Já no século XX, no período da I Guerra Mundial, a propaganda aliada acerca da
liberdade e autodeterminação dos povos começou a despertar, no Ceilão, sentimentos
nacionalistas. Os nacionalistas perceberam que deveriam deixar de lado as disputas
partidárias e formaram, em 1919, o Congresso Nacional do Ceilão (CNC), que reuniu as
maiores organizações políticas tâmeis e cingalesas. Apesar de o CNC ter conseguido a
presença de membros não oficiais no Conselho Legislativo, em 1921, o fundador do
Congresso, um tâmil, o abandonou alegando que o Congresso Nacional estava apenas
representando interesses cingaleses. Um passo maior em busca da independência foi dado
quando, em 1931, uma comissão real promulgou a Constituição Donoughmore, que visava
permitir ao Ceilão um governo próprio, embora o nível mais alto de responsabilidade do
governo continuasse sob controle britânico. A partir daí, foram surgindo partidos políticos
organizados como o Grande Conselho Cingalês, fundado em 1937 visando restaurar o
governo budista; a Associação Política Burgher; o Congresso Indiano do Ceilão; o
Congresso Tâmil do Ceilão, além de outros partidos de direita. (WILSON;
CHANDRAKANTHAN, 199-)
Quando Singapura foi tomada pelos japoneses, durante a II Guerra Mundial, a ilha
do Sri Lanka se tornou uma base de operações fundamental para os britânicos. Apesar de o
país ter sido colocado debaixo de uma jurisdição militar durante a guerra, ele se beneficiou
25
com o conflito, pois atendeu as demandas aliadas por produtos essenciais, por exemplo, a
borracha. Diversas negociações ocorreram durante esse período, entre os britânicos e os
partidos políticos nacionais, culminando no Ato de Independência do Ceilão em 1947,
formalizando assim a transferência de poder. Nesse mesmo ano foi fundado o Partido
Nacional Unido (UNP, em inglês) que incluía o Congresso Nacional do Ceilão e outros
partidos. O UNP venceu as eleições de 1947 e em 4 de fevereiro de 1948 uma nova
constituição entrou em vigor, fazendo do Ceilão um Estado independente (FEDERAL
RESEARCH DIVISION, 1989).
2.3 O surgimento do nacionalismo étnico (1948-1982)
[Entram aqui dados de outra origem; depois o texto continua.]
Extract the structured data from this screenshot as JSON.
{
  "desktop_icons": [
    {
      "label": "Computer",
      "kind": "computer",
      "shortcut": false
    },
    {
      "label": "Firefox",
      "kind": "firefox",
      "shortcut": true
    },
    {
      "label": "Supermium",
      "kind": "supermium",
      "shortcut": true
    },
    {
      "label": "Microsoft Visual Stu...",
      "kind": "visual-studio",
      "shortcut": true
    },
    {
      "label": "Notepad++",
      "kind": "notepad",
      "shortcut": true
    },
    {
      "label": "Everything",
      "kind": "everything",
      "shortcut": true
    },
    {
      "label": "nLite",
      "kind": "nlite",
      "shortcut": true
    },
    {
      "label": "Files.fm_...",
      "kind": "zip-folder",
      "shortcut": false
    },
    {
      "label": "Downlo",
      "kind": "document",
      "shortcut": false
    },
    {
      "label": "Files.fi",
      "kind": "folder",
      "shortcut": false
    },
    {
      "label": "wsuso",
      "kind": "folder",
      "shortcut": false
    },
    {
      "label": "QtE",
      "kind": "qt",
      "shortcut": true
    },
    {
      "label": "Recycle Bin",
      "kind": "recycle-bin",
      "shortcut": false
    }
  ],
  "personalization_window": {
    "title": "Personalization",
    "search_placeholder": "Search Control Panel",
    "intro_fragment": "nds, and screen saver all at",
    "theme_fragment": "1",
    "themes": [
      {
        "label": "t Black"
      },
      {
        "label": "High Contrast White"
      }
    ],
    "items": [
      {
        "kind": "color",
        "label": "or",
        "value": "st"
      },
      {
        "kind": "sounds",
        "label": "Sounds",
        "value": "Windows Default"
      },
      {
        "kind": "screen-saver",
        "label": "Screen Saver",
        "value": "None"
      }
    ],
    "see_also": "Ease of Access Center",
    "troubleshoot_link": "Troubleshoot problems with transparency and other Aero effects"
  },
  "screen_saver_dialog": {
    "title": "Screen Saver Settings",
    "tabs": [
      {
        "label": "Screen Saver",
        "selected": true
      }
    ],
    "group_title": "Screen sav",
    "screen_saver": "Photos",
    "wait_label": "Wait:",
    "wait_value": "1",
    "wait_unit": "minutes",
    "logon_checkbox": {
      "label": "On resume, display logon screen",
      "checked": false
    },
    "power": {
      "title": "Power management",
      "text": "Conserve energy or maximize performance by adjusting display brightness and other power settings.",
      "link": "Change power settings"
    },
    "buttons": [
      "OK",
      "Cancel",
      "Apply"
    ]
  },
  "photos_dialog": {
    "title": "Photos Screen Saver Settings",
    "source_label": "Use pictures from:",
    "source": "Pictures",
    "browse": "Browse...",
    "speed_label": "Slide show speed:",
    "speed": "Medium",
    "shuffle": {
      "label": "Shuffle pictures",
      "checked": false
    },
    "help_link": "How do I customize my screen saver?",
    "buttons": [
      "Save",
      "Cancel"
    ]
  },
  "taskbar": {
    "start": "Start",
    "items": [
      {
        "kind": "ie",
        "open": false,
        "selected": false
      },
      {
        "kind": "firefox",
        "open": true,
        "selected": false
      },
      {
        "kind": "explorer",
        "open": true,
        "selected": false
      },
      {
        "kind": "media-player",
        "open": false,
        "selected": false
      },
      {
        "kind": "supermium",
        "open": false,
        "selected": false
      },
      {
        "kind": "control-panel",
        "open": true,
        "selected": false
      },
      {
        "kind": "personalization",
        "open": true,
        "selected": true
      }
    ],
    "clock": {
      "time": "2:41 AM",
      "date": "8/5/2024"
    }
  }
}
Um dos primeiros problemas étnicos entre tâmeis e cingaleses, após a
independência, surgiu com o Ato de Cidadania de 1948, através do qual mais de um milhão
de tâmeis indianos, em geral trabalhadores rurais, deixariam de ter direito à cidadania do
país. No ano seguinte, o Congresso Tâmil do Ceilão se dividiu e uma facção formou o
Partido Federal (Tâmil) que pregava uma postura mais agressiva diante dos cingaleses e a
autonomia das regiões tâmeis no norte e leste. Divisões aconteceram, também, em meio ao
UNP e em 1951 S.W.R.D. Bandaranaike fundou o Partido Liberdade do Sri Lanka (SLFP,
em inglês), o primeiro partido não marxista de oposição ao UNP (STOKKE; RYNTVEIT,
2000).
Os problemas econômicos se agravaram nos anos seguintes e ocorreram
movimentos de desobediência civil, às vezes agressivos, devido ao fim do subsídio para
plantação de arroz (ABEYRATNE, 2004). A perda do apoio da população fez com que o
Partido Nacional Unido (UNP) perdesse as eleições de 1956, fazendo com que
Bandaranaike saísse vencedor após uma campanha que prometia defender a cultura
cingalesa. O Partido Liberdade do Sri Lanka (SLFP) divulgou acusações de conspiração
entre o UNP e a Igreja Católica Romana, afirmando que o budismo no país se encontrava
ameaçado. No aspecto econômico, o governo de Bandaranaike prometeu nacionalizar
plantações, bancos e companhias de seguro, pregando que o controle do comércio e das
26
indústrias deveria estar em mãos cingalesas. O dia das eleições coincidiu com o 2.500º
aniversário da morte de Buddha, o que fortaleceu a campanha de Banadaranaike em favor
do budismo e das tradições cingalesas, contribuindo para a vitória do candidato.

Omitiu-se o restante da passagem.